Exploring New Frontiers

However, if flourishing is indeed to be understood as living in “a state in which all aspects of a person’s life are good,” then we must again acknowledge that no measurement — no assessment — is going to be fully adequate. Moreover, any well-developed understanding of flourishing will almost certainly include additional aspects of life that extend beyond happiness, health, meaning, character, and relationships. For much of the world’s population, some notion of spiritual well-being will also be highly important — sometimes the most important — and its specific content will of course vary across the world’s diverse spiritual and religious traditions. There may be other culturally specific aspects of well-being that are not adequately captured by more universal assessments. Moreover, the notion of well-being or flourishing extends beyond the individual and also includes communal well-being.

Our book Measuring Well-Being explores these frontiers of well-being assessment. It brings together social scientists, biomedical researcher, philosophers, theologians, and policy-makers to begin to push the frontiers of well-being assessment into these other areas. A more adequate approach to measuring well-being will likely combine generic, universal assessments (around which we can obtain consensus) with culturally or religiously specific assessments, communal well-being assessments, and, when resources allow, more nuanced, assessments of the more granular elements of well-being.

In addition to these contributions and debates, our book also offers policy reflections on well-being; provides various contributions from the humanities; and surveys how different aspects of psychological well-being relate to physical health, and how different aspects of well-being relate to each other.

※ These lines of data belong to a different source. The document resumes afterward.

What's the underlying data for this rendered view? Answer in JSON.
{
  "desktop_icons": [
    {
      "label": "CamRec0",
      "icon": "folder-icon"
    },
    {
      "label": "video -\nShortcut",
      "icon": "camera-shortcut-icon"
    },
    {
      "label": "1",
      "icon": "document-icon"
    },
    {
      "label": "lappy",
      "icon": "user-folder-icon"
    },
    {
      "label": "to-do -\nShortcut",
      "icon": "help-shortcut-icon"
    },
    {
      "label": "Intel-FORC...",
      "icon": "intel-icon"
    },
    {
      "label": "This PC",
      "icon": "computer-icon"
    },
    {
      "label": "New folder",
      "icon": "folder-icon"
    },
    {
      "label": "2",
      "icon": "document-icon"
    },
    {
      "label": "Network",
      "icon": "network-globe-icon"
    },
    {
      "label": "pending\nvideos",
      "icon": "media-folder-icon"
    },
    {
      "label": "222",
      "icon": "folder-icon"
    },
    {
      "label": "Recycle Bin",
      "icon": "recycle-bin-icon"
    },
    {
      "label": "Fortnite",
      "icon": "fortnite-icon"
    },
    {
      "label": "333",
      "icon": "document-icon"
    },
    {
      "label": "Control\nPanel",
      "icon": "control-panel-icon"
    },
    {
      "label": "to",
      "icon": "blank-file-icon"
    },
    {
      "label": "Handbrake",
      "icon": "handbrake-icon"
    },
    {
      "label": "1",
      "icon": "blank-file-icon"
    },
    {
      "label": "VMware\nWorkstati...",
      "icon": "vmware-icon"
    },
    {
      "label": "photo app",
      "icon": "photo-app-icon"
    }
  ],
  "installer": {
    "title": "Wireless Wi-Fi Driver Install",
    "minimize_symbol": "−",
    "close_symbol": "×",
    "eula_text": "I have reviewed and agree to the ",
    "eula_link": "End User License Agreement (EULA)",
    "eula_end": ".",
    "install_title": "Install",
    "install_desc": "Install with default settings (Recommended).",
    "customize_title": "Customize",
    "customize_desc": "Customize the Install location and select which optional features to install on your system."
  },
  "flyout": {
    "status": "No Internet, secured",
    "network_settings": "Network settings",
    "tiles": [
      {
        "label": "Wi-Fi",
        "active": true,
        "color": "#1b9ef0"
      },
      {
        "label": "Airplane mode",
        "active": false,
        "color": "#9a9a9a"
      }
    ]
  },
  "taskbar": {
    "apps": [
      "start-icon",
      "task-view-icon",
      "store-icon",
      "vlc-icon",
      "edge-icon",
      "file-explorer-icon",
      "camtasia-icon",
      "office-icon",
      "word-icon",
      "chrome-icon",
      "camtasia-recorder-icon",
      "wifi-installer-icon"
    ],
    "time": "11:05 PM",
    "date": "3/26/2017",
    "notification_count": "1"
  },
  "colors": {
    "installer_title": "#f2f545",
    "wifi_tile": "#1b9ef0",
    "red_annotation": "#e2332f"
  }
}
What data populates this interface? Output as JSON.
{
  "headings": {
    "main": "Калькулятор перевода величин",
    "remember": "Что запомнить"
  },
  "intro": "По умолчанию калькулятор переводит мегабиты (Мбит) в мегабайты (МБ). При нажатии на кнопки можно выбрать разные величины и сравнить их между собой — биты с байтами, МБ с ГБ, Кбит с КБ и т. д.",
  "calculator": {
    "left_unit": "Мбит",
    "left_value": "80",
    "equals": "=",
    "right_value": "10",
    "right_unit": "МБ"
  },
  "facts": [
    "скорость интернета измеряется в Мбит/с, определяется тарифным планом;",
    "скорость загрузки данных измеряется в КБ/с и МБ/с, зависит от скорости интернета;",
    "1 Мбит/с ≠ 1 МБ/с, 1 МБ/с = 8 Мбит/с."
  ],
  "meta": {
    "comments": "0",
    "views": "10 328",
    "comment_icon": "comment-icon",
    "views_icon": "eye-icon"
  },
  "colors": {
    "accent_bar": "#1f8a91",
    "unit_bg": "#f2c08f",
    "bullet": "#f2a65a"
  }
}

It also includes new measures of meaning, of peace, of spiritual well-being, of community well-being… and much else besides.

We very much hope that Measuring Well-Being, along with the ideas, conversations, debates, and new approaches that may arise from it, will help shape new and more complete approaches to measuring well-being — to measuring the unmeasurable. And we hope that by better measuring and studying well-being, we may be able to better promote it, and to bring about a better world.

Tyler J. VanderWeele, Director

Human Flourishing Program

Harvard University

References

Lee, M. T., Kubzansky, L. D., & VanderWeele, T. J. (Eds.). (2021). Measuring Well-being: Interdisciplinary Perspectives from the Social Sciences and the Humanities. Oxford University Press.

VanderWeele, T.J. (2017). On the promotion of human flourishing. Proceedings of the National Academy of Sciences, U.S.A., 31:8148-8156.

VanderWeele, T.J., Trudel-Fitzgerald, C., Allin, P., Farrelly, C., Fletcher, G., Frederick, D.E., Hall, J., Helliwell, J.F., Kim, E.S., Lauinger, W.A., Lee, M.T., Lyubomirsky, S., Margolis, S., McNeely, E., Messer, N., Tay, L., Viswanath, V., Węziak-Białowolska, D., and Kubzansky, L.D. (2020). Current recommendations on the selection of measures for well-being. Preventive Medicine, 133:106004.